Au Moyen-Âge, elle réapparaît dans le personnage de Morgane, demi-sœur d'Arthur, élève de Merlin, Fée, magicienne, guérisseuse et maléfique à la fois.
Jacques Lacroix, auteur d'un article intitulé "Le suffixe -enn- à l'origine de noms de lieux en France." (In : Nouvelle revue d'onomastique, n°43-44, 2004. pp. 137-151) :
Deux noms autochtones de massifs montagneux, cités par César dans son évocation de La Guerre des Gaules, ont établi l'utilisation gauloise de ce suffixe : Arduenna (V, 3 ; VI, 29, 3 1, 33) et Cebenna (VII, 8, 56). Le premier a fait naître notre appellation d'ARDENNE(S) (ARDENNE belge, ARDENNES françaises) ; le second, celle de CÉVENNES, toutes deux ayant gardé fidèlement la forme du suffixe originel.

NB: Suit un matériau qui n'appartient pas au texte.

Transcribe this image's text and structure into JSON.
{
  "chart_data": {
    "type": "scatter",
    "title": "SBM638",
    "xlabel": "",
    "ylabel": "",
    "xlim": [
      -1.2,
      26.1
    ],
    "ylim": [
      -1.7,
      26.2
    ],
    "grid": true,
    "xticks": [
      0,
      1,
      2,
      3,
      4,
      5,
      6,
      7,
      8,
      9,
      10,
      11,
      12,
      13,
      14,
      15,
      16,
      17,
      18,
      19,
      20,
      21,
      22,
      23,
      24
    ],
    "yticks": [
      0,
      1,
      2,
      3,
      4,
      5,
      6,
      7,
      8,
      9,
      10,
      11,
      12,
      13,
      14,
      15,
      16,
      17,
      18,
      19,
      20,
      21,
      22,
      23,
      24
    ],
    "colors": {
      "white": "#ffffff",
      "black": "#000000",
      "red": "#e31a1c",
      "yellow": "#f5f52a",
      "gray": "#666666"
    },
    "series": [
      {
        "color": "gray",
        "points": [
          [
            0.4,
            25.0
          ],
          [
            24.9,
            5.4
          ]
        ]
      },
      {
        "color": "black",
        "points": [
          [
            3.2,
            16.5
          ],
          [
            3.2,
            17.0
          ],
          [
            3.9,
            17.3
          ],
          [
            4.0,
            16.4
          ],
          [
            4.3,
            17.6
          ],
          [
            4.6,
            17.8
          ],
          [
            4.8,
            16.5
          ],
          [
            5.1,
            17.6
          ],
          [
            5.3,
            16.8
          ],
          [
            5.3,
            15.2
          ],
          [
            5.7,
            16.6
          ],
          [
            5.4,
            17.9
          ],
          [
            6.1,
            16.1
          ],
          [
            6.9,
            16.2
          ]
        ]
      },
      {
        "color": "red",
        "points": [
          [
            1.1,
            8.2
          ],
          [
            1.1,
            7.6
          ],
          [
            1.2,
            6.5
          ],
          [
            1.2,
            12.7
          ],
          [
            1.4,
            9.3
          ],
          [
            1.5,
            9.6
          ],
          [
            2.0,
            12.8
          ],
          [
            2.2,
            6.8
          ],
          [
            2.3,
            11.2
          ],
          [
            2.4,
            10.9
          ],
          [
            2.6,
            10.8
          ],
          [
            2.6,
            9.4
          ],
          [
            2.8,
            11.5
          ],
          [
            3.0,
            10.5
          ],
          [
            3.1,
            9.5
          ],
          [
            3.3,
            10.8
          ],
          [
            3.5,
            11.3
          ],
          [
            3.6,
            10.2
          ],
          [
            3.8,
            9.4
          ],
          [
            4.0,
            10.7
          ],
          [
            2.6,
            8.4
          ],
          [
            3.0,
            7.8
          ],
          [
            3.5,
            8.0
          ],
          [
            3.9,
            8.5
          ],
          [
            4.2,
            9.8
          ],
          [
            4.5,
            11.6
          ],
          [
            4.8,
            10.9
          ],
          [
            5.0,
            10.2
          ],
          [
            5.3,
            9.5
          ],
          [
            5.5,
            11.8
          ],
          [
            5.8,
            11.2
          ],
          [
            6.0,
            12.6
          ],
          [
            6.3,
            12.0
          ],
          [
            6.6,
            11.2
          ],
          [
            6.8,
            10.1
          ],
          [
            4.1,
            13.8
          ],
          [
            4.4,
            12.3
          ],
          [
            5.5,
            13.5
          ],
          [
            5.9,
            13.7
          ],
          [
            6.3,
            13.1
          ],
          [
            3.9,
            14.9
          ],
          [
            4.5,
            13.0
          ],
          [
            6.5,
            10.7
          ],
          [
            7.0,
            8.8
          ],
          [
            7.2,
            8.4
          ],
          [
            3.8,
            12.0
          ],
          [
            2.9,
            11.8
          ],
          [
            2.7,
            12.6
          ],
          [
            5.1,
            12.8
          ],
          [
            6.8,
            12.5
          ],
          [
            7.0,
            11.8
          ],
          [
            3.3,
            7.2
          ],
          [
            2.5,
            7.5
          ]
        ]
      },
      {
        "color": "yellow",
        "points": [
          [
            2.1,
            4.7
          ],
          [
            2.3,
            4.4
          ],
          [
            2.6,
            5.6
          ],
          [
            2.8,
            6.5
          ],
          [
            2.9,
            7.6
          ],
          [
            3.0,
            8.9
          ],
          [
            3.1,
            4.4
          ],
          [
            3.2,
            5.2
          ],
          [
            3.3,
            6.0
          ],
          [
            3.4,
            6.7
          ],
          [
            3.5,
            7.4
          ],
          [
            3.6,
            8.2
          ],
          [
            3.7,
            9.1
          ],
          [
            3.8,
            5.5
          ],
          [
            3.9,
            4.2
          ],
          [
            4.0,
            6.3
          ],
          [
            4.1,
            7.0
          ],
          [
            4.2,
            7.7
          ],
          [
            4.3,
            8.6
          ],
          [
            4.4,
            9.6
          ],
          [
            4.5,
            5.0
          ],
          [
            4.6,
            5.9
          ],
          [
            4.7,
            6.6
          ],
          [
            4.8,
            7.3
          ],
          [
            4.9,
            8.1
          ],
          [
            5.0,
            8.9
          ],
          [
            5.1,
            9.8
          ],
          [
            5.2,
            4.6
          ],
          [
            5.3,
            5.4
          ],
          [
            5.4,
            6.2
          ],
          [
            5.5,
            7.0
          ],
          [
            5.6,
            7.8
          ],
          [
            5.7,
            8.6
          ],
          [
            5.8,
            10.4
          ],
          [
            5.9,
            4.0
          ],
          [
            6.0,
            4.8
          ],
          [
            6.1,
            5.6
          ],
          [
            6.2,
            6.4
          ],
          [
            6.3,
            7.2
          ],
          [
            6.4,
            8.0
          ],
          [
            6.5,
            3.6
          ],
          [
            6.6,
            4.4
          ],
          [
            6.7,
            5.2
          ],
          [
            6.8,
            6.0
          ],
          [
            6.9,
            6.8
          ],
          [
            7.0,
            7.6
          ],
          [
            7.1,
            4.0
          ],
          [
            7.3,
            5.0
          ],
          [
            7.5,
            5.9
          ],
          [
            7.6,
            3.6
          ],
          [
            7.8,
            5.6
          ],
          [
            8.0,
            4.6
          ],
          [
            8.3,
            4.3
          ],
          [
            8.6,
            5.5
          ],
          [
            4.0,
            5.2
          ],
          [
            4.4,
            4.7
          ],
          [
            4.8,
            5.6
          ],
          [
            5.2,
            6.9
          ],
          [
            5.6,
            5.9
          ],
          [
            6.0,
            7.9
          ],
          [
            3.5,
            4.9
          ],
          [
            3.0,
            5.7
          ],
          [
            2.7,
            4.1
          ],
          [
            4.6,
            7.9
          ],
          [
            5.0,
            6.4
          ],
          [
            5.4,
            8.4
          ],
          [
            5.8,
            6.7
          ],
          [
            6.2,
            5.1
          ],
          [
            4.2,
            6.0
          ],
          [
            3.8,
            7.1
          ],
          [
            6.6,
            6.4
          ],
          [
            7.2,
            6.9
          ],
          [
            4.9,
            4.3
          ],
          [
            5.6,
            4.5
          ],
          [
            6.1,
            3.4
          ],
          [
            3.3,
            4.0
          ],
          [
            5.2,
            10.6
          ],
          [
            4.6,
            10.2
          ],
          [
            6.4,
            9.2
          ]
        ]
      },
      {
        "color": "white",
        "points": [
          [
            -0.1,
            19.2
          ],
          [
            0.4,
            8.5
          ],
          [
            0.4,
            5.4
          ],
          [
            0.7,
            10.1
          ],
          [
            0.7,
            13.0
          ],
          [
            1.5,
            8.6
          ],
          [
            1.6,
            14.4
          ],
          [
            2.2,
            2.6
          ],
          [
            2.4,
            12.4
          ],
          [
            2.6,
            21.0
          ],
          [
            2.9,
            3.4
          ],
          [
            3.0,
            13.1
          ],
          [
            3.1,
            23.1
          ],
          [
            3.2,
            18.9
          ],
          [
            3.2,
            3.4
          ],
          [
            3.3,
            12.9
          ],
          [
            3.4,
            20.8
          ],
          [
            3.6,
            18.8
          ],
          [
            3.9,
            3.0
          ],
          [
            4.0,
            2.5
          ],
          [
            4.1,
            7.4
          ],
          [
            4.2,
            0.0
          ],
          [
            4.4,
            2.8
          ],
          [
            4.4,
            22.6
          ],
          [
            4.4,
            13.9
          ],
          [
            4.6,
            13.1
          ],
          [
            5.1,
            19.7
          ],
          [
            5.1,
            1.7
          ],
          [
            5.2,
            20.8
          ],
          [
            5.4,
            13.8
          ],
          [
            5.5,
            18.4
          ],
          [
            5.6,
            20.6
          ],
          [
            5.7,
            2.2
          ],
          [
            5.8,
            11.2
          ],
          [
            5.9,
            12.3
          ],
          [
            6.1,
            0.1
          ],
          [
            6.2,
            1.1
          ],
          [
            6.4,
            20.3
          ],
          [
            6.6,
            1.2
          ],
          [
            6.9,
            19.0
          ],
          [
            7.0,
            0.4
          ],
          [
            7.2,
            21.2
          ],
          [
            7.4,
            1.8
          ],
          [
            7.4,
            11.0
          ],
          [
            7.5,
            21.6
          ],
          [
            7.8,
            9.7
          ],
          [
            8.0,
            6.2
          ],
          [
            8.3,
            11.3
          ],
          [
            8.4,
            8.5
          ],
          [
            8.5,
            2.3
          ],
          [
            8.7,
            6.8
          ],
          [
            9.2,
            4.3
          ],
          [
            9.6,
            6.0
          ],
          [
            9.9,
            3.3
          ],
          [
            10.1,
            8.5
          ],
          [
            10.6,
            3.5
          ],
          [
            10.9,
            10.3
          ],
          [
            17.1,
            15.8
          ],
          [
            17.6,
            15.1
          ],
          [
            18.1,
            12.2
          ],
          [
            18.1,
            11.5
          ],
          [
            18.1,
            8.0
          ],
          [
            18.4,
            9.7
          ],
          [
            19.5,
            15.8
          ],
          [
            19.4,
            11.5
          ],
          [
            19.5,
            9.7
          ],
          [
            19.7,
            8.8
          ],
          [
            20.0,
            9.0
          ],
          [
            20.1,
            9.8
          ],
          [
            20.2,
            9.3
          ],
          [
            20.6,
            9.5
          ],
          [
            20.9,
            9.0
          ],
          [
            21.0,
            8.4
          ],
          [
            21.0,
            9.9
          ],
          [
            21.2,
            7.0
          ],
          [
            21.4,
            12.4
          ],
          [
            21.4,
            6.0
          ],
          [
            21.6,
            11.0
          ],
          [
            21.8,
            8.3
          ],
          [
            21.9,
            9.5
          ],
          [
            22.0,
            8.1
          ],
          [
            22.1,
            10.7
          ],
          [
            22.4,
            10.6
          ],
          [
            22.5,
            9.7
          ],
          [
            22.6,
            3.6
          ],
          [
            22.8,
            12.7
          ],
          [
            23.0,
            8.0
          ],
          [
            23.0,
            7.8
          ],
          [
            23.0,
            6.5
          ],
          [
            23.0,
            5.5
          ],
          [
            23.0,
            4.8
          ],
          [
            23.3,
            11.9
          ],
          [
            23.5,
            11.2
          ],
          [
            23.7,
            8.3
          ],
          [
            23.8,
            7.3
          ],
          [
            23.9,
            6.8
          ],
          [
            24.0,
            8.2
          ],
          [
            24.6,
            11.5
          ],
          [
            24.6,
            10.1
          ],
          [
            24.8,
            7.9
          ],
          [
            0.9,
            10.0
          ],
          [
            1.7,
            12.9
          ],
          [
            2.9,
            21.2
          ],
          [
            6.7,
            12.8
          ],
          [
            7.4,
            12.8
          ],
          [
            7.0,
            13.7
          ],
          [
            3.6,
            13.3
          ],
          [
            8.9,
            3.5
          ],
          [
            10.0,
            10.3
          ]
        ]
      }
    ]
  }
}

Le conquérant romain nous dit que « la forêt des ARDENNES [était] la plus grande de toute la Gaule » (Arduennam silvam, quae est totius Galliae maxima) (VI, 29). Ces propos ont accrédité l'idée que le nom signifiait étymologiquement "forêt", "hauteur boisée" (sens retenu par exemple dans Nègre, 1977, p. 35 ; 1990, p. 128). Certes, l'ARDENNE belge et les ARDENNES françaises correspondent à des zones richement boisées. De nombreux hameaux et lieux-dits en France (en particulier dans le Massif central, les Alpes, le Languedoc-Roussillon et la Provence) portent la même appellation d'ARDENNE(S), et correspondent fréquemment à des sites forestiers (Vincent, 1937, p.98 ; Nègre, 1977, p. 35 ; FEW, XXV/ 1, p. 158 ; Nègre, 1990, p. 128 ; Arsac, 1991, p. 103-104).
Cependant le nom d'ARDENNE(S) est sans conteste à relier étymologiquement à l'idée exclusive d'éminence : il est formé à partir d'un gaulois ardu-, "pentu", à comparer à l'ancien irlandais ard, "haut", au gallois ardd, "colline", au vieux-breton ardi art, "élevé" (Vendryes, 1959, A-87 ; Fleuriot, 1964, p. 72 ; Delamarre, 2003, p.51-52). On a affaire à un massif montagneux, dont les élévations - certes limitées - existent bel et bien (crêtes de 400 à 500 m). Avant de s'appliquer à des zones boisées, le nom d'ARDENNES servait certainement en Gaule à désigner des hauteurs, sens encore perceptible dans certains toponymes disséminés en France (Lacroix, 2003, p. 107) ; l'évolution sémantique a pu venir de ce que les pentes se couvrent fréquemment d'arbres. La déesse gauloise ARDUINNA, qui protégeait toute la contrée et au-delà (son culte étant attesté par l'épigraphie en pays rémois et en Rhénanie-Palatinat), était donc dénommée l'"Escarpée", l'"Éminente" (Lacroix, à paraître) ; et les ARDENNES représentaient les "Hautes-Côtes".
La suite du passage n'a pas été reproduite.